Immutability in Practice

Value objects are frozen after creation. Attempting to modify one raises an error:

>>> price = Money(amount=12.99)
>>> price.amount = 14.99
InvalidOperationError: Money objects are immutable ...

To "change" a value, you replace the entire object:

book.price = Money(amount=14.99, currency="USD")

This guarantees that value objects are always in a consistent state — there is no way to corrupt them through partial updates.

Deciding: Field vs Value Object

When should you use a plain field and when should you extract a value object? Here is a simple heuristic:

Use a Field When... Use a Value Object When...
The value is truly a single thing (a name, a count) The value has multiple related attributes (amount + currency)
No special rules apply The value has its own validation rules
It has no domain meaning beyond the data It represents a domain concept worth naming

If you find yourself adding the same group of fields to multiple aggregates (like street, city, zip_code), that is a strong signal to extract a value object.

Full Source

from protean import Domain
from protean.fields import Float, String, Text, ValueObject

domain = Domain()


@domain.value_object
class Money:
    currency = String(max_length=3, default="USD")
    amount = Float(required=True)




@domain.value_object
class Address:
    street = String(max_length=200, required=True)
    city = String(max_length=100, required=True)
    state = String(max_length=50)
    zip_code = String(max_length=20, required=True)
    country = String(max_length=50, default="US")




@domain.aggregate
class Book:
    title = String(max_length=200, required=True)
    author = String(max_length=150, required=True)
    isbn = String(max_length=13)
    price = ValueObject(Money)
    description = Text()




domain.init(traverse=False)


if __name__ == "__main__":
    with domain.domain_context():
        # Create a book with a Money value object
        book = Book(
            title="The Great Gatsby",
            author="F. Scott Fitzgerald",
            isbn="9780743273565",
            price=Money(amount=12.99),
            description="A story of the mysteriously wealthy Jay Gatsby.",
        )

        print(f"Book: {book.title}")
        print(f"Price: {book.price.amount} {book.price.currency}")

        # Value objects are equal by value, not identity
        price1 = Money(amount=12.99, currency="USD")
        price2 = Money(amount=12.99, currency="USD")
        price3 = Money(amount=14.99, currency="USD")

        assert price1 == price2, "Same values means equal"
        assert price1 != price3, "Different values means not equal"
        print(f"\nMoney(12.99, USD) == Money(12.99, USD)? {price1 == price2}")
        print(f"Money(12.99, USD) == Money(14.99, USD)? {price1 == price3}")
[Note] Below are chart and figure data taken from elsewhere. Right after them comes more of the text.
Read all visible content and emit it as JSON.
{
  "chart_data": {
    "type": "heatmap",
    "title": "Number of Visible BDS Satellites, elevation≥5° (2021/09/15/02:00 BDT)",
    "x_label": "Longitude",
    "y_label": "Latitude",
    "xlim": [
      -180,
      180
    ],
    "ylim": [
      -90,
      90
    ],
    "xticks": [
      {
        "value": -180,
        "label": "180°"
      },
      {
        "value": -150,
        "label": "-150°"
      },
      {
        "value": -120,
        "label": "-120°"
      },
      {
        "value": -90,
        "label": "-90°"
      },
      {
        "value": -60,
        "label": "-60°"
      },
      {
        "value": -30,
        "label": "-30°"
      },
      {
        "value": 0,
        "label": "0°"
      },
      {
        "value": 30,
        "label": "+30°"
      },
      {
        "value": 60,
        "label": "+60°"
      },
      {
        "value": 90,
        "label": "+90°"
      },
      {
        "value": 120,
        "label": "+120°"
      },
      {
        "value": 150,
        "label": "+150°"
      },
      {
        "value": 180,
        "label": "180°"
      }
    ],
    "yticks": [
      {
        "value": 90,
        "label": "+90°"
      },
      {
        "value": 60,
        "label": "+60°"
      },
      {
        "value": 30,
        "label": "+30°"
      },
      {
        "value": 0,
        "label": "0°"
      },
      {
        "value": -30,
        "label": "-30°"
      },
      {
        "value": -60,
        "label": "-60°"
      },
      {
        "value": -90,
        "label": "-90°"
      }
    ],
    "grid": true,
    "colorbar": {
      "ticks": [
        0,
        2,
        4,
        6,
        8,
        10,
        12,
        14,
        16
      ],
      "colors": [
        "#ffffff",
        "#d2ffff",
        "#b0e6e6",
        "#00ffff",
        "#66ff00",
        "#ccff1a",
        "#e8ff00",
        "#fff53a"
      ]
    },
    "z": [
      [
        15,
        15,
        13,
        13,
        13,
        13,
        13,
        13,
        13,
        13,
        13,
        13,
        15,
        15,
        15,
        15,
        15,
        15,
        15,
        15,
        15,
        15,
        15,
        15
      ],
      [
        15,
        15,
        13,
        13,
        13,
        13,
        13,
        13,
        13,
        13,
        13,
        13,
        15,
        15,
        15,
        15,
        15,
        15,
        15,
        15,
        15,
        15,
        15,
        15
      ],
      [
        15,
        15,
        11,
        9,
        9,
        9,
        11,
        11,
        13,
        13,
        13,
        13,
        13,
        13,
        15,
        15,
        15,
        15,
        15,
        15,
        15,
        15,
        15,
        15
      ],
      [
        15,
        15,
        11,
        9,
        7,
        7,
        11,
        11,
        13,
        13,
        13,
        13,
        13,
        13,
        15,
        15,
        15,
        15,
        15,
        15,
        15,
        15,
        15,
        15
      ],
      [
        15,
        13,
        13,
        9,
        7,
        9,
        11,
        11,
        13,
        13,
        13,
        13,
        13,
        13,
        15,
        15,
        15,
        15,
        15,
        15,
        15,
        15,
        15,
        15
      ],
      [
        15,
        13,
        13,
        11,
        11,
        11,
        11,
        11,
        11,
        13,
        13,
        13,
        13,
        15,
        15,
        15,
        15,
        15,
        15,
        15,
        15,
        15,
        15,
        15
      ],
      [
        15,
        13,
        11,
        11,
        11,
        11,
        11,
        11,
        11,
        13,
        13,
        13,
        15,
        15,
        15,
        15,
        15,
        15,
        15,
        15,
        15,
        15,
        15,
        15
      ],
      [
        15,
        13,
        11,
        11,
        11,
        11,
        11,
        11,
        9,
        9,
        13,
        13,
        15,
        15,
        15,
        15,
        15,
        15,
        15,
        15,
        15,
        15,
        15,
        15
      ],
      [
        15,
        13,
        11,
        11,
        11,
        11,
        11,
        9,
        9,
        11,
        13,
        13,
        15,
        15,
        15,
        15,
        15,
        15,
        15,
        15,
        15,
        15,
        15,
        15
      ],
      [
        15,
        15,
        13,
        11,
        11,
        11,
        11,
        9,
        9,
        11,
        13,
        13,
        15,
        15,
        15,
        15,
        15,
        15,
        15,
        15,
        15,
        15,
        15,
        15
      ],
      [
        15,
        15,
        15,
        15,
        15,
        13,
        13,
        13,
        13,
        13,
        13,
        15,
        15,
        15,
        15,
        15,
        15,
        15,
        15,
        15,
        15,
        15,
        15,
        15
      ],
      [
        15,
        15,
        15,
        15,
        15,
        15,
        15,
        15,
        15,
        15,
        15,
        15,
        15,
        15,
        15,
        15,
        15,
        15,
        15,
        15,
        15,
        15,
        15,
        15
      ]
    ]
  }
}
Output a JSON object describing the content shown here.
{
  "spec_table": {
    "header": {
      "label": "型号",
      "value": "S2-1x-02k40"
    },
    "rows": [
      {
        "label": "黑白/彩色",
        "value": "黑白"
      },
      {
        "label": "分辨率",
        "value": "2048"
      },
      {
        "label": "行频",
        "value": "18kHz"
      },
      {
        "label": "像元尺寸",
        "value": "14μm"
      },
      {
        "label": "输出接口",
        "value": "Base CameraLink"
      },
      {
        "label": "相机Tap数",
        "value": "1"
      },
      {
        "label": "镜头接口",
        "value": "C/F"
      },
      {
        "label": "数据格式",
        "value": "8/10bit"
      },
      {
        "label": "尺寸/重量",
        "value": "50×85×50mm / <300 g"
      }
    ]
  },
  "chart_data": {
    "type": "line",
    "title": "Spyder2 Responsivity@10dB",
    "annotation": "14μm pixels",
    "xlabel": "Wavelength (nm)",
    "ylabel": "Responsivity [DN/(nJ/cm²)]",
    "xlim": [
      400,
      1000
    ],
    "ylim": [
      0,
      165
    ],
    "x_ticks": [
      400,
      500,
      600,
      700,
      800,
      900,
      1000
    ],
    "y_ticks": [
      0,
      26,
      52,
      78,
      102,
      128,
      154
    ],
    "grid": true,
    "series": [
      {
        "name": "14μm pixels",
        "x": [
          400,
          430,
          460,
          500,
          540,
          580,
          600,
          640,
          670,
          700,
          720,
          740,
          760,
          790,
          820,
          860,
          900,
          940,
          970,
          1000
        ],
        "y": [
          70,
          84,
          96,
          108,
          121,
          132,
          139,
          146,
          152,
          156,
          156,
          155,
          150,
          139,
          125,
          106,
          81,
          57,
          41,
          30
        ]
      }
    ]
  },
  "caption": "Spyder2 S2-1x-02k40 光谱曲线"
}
        # Persist and retrieve
        repo = domain.repository_for(Book)
        repo.add(book)
        saved = repo.get(book.id)
        print(f"\nRetrieved: {saved.title}, ${saved.price.amount}")

        # Address value object
        shipping = Address(
            street="123 Main St",
            city="Springfield",
            state="IL",
            zip_code="62704",
        )
        print(f"\nAddress: {shipping.street}, {shipping.city}, {shipping.state}")

        # Verify
        assert saved.price.amount == 12.99
        assert saved.price.currency == "USD"
        assert shipping.country == "US"  # default
        print("\nAll checks passed!")

Run it:

$ python bookshelf.py
Book: The Great Gatsby
Price: 12.99 USD

Money(12.99, USD) == Money(12.99, USD)? True
Money(12.99, USD) == Money(14.99, USD)? False

Retrieved: The Great Gatsby, $12.99

Address: 123 Main St, Springfield, IL

All checks passed!

Summary

In this chapter you learned:

  • Value objects are immutable, identity-less objects compared by value.
  • The ValueObject field embeds a value object inside an aggregate.
  • Use value objects to model concepts with multiple attributes (Money, Address) rather than primitive fields.
  • Value objects cannot be modified after creation — replace them instead.

Our bookstore has books with proper prices. In the next chapter we will introduce entities and associations — child objects with identity that live inside an aggregate. We will build the Order aggregate with its OrderItem entities.